En un calendario, como el mexicano, salpicado de ocasiones generalmente injustificables para el descanso «obligatorio» (las oficiales, que son muchas y variopintas, más las semioficiales, sobre todo de índole religiosa, y las que cualquier ocurrente quiera agregar), el día del Informe era sólo un pretexto perfectamente admisible para hacer cualquier cosa que no fuera ir al colegio o trabajar, y únicamente hasta que comenzaron los sobresaltos (las primeras interpelaciones desde las curules) la ceremonia comenzó a suscitar el interés morboso que no ha dejado de tener hasta hoy.
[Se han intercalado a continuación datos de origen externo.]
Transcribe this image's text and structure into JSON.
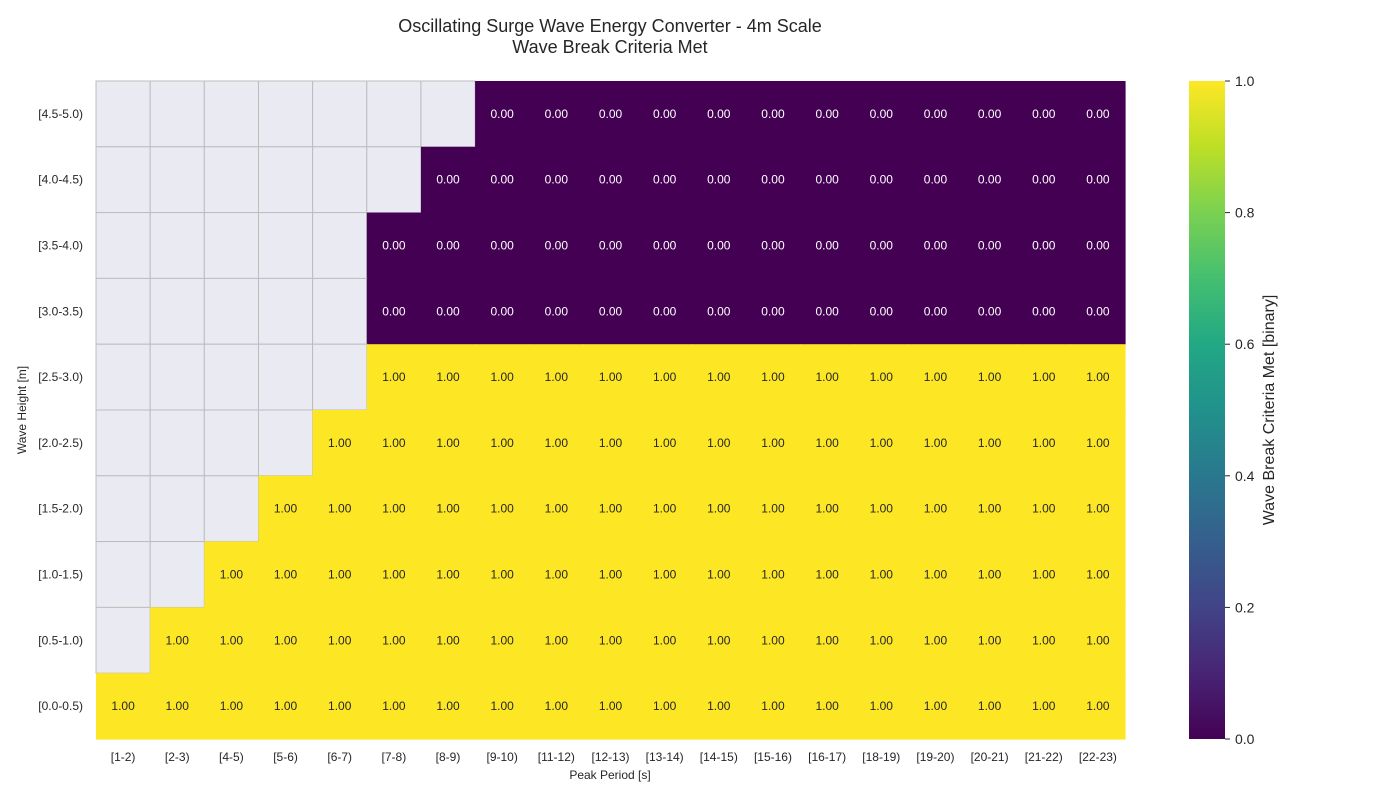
{
  "chart_data": {
    "type": "heatmap",
    "title_line1": "Oscillating Surge Wave Energy Converter - 4m Scale",
    "title_line2": "Wave Break Criteria Met",
    "xlabel": "Peak Period [s]",
    "ylabel": "Wave Height [m]",
    "x_categories": [
      "[1-2)",
      "[2-3)",
      "[4-5)",
      "[5-6)",
      "[6-7)",
      "[7-8)",
      "[8-9)",
      "[9-10)",
      "[11-12)",
      "[12-13)",
      "[13-14)",
      "[14-15)",
      "[15-16)",
      "[16-17)",
      "[18-19)",
      "[19-20)",
      "[20-21)",
      "[21-22)",
      "[22-23)"
    ],
    "y_categories": [
      "[4.5-5.0)",
      "[4.0-4.5)",
      "[3.5-4.0)",
      "[3.0-3.5)",
      "[2.5-3.0)",
      "[2.0-2.5)",
      "[1.5-2.0)",
      "[1.0-1.5)",
      "[0.5-1.0)",
      "[0.0-0.5)"
    ],
    "values": [
      [
        null,
        null,
        null,
        null,
        null,
        null,
        null,
        0,
        0,
        0,
        0,
        0,
        0,
        0,
        0,
        0,
        0,
        0,
        0
      ],
      [
        null,
        null,
        null,
        null,
        null,
        null,
        0,
        0,
        0,
        0,
        0,
        0,
        0,
        0,
        0,
        0,
        0,
        0,
        0
      ],
      [
        null,
        null,
        null,
        null,
        null,
        0,
        0,
        0,
        0,
        0,
        0,
        0,
        0,
        0,
        0,
        0,
        0,
        0,
        0
      ],
      [
        null,
        null,
        null,
        null,
        null,
        0,
        0,
        0,
        0,
        0,
        0,
        0,
        0,
        0,
        0,
        0,
        0,
        0,
        0
      ],
      [
        null,
        null,
        null,
        null,
        null,
        1,
        1,
        1,
        1,
        1,
        1,
        1,
        1,
        1,
        1,
        1,
        1,
        1,
        1
      ],
      [
        null,
        null,
        null,
        null,
        1,
        1,
        1,
        1,
        1,
        1,
        1,
        1,
        1,
        1,
        1,
        1,
        1,
        1,
        1
      ],
      [
        null,
        null,
        null,
        1,
        1,
        1,
        1,
        1,
        1,
        1,
        1,
        1,
        1,
        1,
        1,
        1,
        1,
        1,
        1
      ],
      [
        null,
        null,
        1,
        1,
        1,
        1,
        1,
        1,
        1,
        1,
        1,
        1,
        1,
        1,
        1,
        1,
        1,
        1,
        1
      ],
      [
        null,
        1,
        1,
        1,
        1,
        1,
        1,
        1,
        1,
        1,
        1,
        1,
        1,
        1,
        1,
        1,
        1,
        1,
        1
      ],
      [
        1,
        1,
        1,
        1,
        1,
        1,
        1,
        1,
        1,
        1,
        1,
        1,
        1,
        1,
        1,
        1,
        1,
        1,
        1
      ]
    ],
    "value_format_decimals": 2,
    "colorscale": "viridis",
    "colorbar": {
      "label": "Wave Break Criteria Met [binary]",
      "range": [
        0.0,
        1.0
      ],
      "ticks": [
        "0.0",
        "0.2",
        "0.4",
        "0.6",
        "0.8",
        "1.0"
      ]
    },
    "colors": {
      "low": "#440154",
      "high": "#fde725",
      "missing": "#eaeaf2",
      "missing_grid": "#bdbdbd",
      "label_on_low": "#ffffff",
      "label_on_high": "#262626"
    }
  }
}
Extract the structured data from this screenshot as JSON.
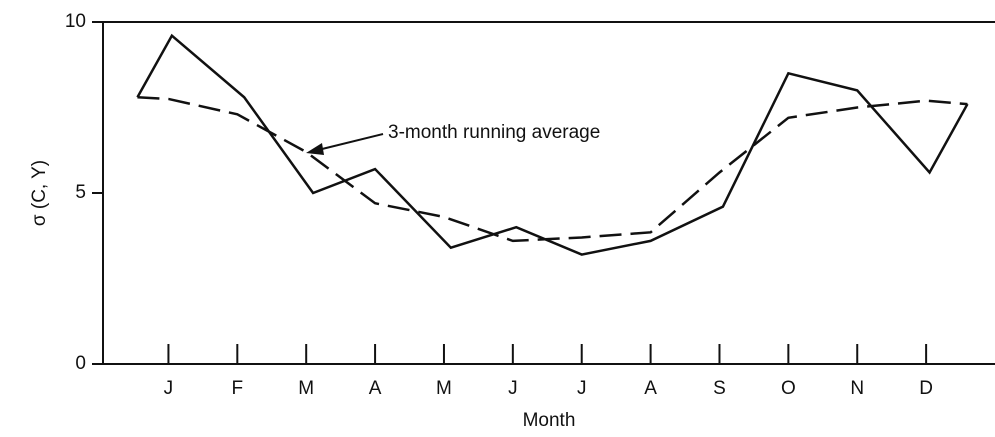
{
  "chart_data": {
    "type": "line",
    "y_label": "σ (C, Y)",
    "x_label": "Month",
    "annotation": "3-month running average",
    "xlim": [
      0.05,
      13.0
    ],
    "ylim": [
      0,
      10
    ],
    "yticks": [
      0,
      5,
      10
    ],
    "xticks": [
      {
        "value": 1,
        "label": "J"
      },
      {
        "value": 2,
        "label": "F"
      },
      {
        "value": 3,
        "label": "M"
      },
      {
        "value": 4,
        "label": "A"
      },
      {
        "value": 5,
        "label": "M"
      },
      {
        "value": 6,
        "label": "J"
      },
      {
        "value": 7,
        "label": "J"
      },
      {
        "value": 8,
        "label": "A"
      },
      {
        "value": 9,
        "label": "S"
      },
      {
        "value": 10,
        "label": "O"
      },
      {
        "value": 11,
        "label": "N"
      },
      {
        "value": 12,
        "label": "D"
      }
    ],
    "series": [
      {
        "color": "#111111",
        "dashed": false,
        "x": [
          0.55,
          1.05,
          2.1,
          3.1,
          4.0,
          5.1,
          6.05,
          7.0,
          8.0,
          9.05,
          10.0,
          11.0,
          12.05,
          12.6
        ],
        "values": [
          7.8,
          9.6,
          7.8,
          5.0,
          5.7,
          3.4,
          4.0,
          3.2,
          3.6,
          4.6,
          8.5,
          8.0,
          5.6,
          7.6
        ]
      },
      {
        "color": "#111111",
        "dashed": true,
        "x": [
          0.55,
          1.0,
          2.0,
          3.0,
          4.0,
          5.0,
          6.0,
          7.0,
          8.0,
          9.0,
          10.0,
          11.0,
          12.0,
          12.6
        ],
        "values": [
          7.8,
          7.75,
          7.3,
          6.2,
          4.7,
          4.3,
          3.6,
          3.7,
          3.85,
          5.6,
          7.2,
          7.5,
          7.7,
          7.6
        ]
      }
    ]
  }
}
Si era preciso aguantarse, aunque fuera un ratito, las ganas de irse de picnic o de apagar la tele de una patada, era por la expectativa de ver a qué horas recibiría el Presidente el primer pastelazo, y así fue que aprendimos a esperar el Informe como se espera un partido de futbol o la lucha libre, si bien éstos siempre han tenido más chiste. ¿Servía de algo el Informe en los tiempos lejanos, cuando la transmisión de RTC nos contaba hasta la historia de la viejita que había bordado la banda presidencial, y luego el titular del Ejecutivo efectivamente se extendía por horas en la lectura, y sólo lo interrumpían las ovaciones? ¿Sirve de algo hoy, cuando lo más interesante podrá ser que Felipe Calderón vuelva a hacer magia, como hizo el 1 de diciembre pasado, en su toma de posesión, y aparezca de la nada en la tribuna, entre un coro de guaruras, para entregarle a la presidenta del Congreso su bonche de cuartillas y salir pitando? Que un ritual así de inútil e insensato se haya perpetuado es señal de que la cosa pública en México se rige por la pura necedad. Porque, además, en vísperas de su celebración, la cantilena de cada año es la misma: todo el mundo lo deplora, y los legisladores nada hacen por suprimirlo y pasar a otro asunto. Lo bueno es que ahora cae en sábado.
Publicado en la columna «La menor importancia», en Mural, el viernes 31 de agosto de 2007.